# AEP Float Tubing Report Sep 18-19



## thedon255 (May 4, 2008)

Fishing was slow this weekend. Caught 8 bass on Saturday, 1 on a jig and pig, the rest on a dark senko. On Sunday, I did better, finishing with 13 bass, nearly all in the 12-14 inch range. I didn't catch anything for the first couple of hours, trying a jitterbug and jig and pig early in the morning. Switched to a small crankbait, a Strike King bitsy minnow, and immediately picked up some bluegill and also got a couple of crappie and a couple of bass with it. But the water in this pond was the dirtiest I've ever seen any of the AEP ponds, visibility maybe 8-10 inches. I finally switched to a different, larger crankbait (I want to say a Rapala DT-6 but I can't guarantee that's what it's called.) It has a coffin lip, internal rattles, dives maybe 5-7 feet, and is Firetiger color. I ended up catching 10 bass with it in a couple of hours. Definitely had a pattern going with it. If anyone is fishing there soon and finds some stained water, give that lure or one like it, a try. Overall, gorgeous weather and the water temperature has dropped some but did not catch great numbers of fish or any big ones.


----------



## Fishing Flyer (May 31, 2006)

I hit up AEP this weekend as well. Same deal... relatively slow fishing. Most fish on jig and pig, a few on senkos. Most fish around 12 inches, but rather healthy looking. Biggest came in around 16-17 inches (wasn't too worried about measuring this weekend... just enjoying catching and getting off my barbless hooks quickly). 

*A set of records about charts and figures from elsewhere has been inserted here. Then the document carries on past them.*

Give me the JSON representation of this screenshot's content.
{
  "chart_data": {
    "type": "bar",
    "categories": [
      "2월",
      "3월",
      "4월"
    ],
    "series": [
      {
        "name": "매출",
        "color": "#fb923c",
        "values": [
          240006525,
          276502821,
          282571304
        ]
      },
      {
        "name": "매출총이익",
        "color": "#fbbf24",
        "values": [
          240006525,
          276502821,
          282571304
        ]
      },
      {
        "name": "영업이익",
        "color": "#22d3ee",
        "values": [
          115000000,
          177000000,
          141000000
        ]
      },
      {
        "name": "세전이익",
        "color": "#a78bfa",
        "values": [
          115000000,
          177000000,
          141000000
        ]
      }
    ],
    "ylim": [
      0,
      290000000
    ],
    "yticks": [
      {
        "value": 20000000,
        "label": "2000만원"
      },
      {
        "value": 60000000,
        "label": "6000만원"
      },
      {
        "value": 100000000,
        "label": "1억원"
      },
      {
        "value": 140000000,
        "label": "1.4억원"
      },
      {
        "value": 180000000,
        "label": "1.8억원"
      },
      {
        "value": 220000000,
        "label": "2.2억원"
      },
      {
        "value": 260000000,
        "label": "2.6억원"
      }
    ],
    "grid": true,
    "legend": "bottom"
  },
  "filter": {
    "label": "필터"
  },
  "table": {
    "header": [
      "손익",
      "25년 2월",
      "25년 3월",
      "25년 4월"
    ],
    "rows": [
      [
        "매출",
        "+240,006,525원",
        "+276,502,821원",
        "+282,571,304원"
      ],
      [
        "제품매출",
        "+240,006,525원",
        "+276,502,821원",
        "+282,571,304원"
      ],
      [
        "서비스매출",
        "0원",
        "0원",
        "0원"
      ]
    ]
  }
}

Floated 3 ponds Saturday that were all fairly stained. Floated 3 ponds Sunday that were crystal clear. Hiked into a couple ponds that you "kindly" shared with the world in one of your previous posts, and nabbed 2 from the shore within a few minutes of each other. I'm planning on floating those in the future to get through them and into some absolutely buried lakes past them. 

I was driving the blue Tacoma with the big AEP sticker in case you saw my vehicle.


----------



## Macfly (Sep 21, 2010)

Does anyone take a flyrod to these places. Just curious


----------



## Macfly (Sep 21, 2010)

I ask because i only fish with a flyrod these days. Gave up on my spinning gear a long time ago.


----------



## BBANKS (Mar 31, 2008)

Hey Don255...........Will you be down fishing and camping the weekend of oct 15th? If so maybe we could trade some fishing stories.


----------



## thedon255 (May 4, 2008)

Fishing Flyer, I must've missed you because I didn't spy any OGF stickers or else I would've stop by and said hello. I stayed at Campsite D.

Macfly, people do fly fish at the AEP ponds all the time. I personally know next to nothing about fly fishing but I do know people flyfish there, targeting bluegill (which would be a lot fun on a flyrod) with the odd bass thrown in. I'm surprised no one else has responded about this yet.

BBANKS, right now I have no idea if I'll be there on Oct 15. I don't even know if I'll still be in Ohio by then. I'm trying to move to Florida at the moment and once I do, I can look back on my days of Ohio bass fishing and laugh about when a 2 lb bass was a good fish. But if I am there on Oct 15, BBANKS, I'll be more than happy to meet you and talk fishing.


----------